Brexit Baton Passes to the Lords
The journey of Britain’s departure from the EU, and the destination at which it’ll arrive outside it, has been clarified significantly. Immediately after the Referendum, it was unclear whether David Cameron would honour his pledge made during the campaign to invoke Article 50 – the legal mechanism for leaving the EU – without delay. Britain’s future relationship with the EU was equally unknown. Now we are a good way closer to knowing when Theresa May will give formal notice of our notice and what her Government is aiming for in the UK-EU negotiations ahead.
This blog post will update you on the latest developments since last we wrote on Brexit, what it’ll mean for your business and how Khaos Control, a superior small business management solution, will help grow your company as the Brexit saga continues.
Future historians will look back to Prime Minister May’s 17th January Lancaster House speech as the moment the flavour of Brexit Britain would experience came into focus.
Brexit would mean access to, and not membership of, the European Single Market.

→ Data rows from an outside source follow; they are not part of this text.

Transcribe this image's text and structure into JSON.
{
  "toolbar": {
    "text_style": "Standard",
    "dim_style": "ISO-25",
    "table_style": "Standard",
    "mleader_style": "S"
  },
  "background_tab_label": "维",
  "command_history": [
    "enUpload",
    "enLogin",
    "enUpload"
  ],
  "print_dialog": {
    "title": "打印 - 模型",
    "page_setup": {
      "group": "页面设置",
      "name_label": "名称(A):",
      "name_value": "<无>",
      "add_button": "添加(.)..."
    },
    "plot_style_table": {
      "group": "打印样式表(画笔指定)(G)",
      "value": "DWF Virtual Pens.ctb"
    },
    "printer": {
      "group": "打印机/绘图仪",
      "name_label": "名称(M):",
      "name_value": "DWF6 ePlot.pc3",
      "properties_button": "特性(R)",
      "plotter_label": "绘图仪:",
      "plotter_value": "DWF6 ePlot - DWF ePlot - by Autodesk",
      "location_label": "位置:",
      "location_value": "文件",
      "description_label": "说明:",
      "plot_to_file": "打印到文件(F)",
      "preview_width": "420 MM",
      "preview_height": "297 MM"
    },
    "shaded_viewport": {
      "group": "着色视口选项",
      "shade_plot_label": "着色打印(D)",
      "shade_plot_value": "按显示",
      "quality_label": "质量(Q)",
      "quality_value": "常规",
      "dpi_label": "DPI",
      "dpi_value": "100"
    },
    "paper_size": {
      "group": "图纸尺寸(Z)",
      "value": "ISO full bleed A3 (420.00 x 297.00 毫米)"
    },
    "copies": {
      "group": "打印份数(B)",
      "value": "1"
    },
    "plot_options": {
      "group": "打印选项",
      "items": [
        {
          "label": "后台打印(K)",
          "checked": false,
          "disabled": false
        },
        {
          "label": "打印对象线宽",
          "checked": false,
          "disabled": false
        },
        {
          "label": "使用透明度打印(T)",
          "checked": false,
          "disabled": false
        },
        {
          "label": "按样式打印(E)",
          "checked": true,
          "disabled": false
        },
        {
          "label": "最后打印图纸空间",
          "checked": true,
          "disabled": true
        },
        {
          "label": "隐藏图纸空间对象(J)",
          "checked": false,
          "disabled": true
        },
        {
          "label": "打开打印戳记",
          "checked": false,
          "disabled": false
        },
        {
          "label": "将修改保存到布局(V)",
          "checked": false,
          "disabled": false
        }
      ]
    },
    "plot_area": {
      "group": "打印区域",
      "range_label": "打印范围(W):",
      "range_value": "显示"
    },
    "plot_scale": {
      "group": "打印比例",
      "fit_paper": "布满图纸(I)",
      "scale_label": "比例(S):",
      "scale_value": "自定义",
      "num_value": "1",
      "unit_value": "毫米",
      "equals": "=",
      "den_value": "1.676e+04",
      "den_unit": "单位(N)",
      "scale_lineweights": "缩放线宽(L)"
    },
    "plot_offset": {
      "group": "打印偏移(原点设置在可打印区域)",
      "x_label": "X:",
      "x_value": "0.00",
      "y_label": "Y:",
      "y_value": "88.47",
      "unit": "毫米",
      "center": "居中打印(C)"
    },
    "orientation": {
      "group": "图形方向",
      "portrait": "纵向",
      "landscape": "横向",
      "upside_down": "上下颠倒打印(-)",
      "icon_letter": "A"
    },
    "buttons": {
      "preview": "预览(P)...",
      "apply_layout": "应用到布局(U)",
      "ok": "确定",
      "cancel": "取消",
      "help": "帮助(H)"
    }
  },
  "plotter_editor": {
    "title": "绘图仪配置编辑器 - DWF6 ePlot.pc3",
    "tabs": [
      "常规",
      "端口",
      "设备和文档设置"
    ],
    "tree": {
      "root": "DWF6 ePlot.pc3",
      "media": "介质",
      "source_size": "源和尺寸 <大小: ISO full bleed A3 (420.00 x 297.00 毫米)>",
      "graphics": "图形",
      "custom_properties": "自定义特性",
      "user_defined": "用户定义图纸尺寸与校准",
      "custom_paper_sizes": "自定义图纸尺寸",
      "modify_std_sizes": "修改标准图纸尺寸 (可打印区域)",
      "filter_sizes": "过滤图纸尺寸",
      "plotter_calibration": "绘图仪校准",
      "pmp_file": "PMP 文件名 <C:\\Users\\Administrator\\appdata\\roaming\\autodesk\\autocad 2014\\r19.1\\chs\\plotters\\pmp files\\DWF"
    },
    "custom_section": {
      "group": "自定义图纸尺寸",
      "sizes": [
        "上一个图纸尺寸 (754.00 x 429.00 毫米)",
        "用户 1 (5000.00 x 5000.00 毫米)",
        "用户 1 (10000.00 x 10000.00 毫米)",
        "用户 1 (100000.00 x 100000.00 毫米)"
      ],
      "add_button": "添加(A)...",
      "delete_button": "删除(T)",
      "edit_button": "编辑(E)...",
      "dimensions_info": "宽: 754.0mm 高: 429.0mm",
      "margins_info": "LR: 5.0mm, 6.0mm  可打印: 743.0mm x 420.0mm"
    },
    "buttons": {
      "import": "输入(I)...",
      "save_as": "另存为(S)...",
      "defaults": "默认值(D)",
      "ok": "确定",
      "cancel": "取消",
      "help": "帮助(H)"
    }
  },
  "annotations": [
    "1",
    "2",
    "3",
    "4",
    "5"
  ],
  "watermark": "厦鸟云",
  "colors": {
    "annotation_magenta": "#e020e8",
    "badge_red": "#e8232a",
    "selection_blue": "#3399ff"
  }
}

The Single Market enshrines the ‘four freedoms’, freedom of movement for goods, capital, services and people. And it was the last freedom, freedom of movement for people, the Government deemed incompatible with the message sent by Leave voters – that immigration be controlled.
In place of Single Market membership, the Government seeks a comprehensive Free Trade Agreement (FTA) with the EU that will keep to a minimum, or remove entirely, tariffs charged on British exports to EU members and vice versa. Barriers to British business operating in the EU, including our all-important financial services, and EU businesses operating in Britain, will be lowered. Investment between Britain and the EU will flow freely.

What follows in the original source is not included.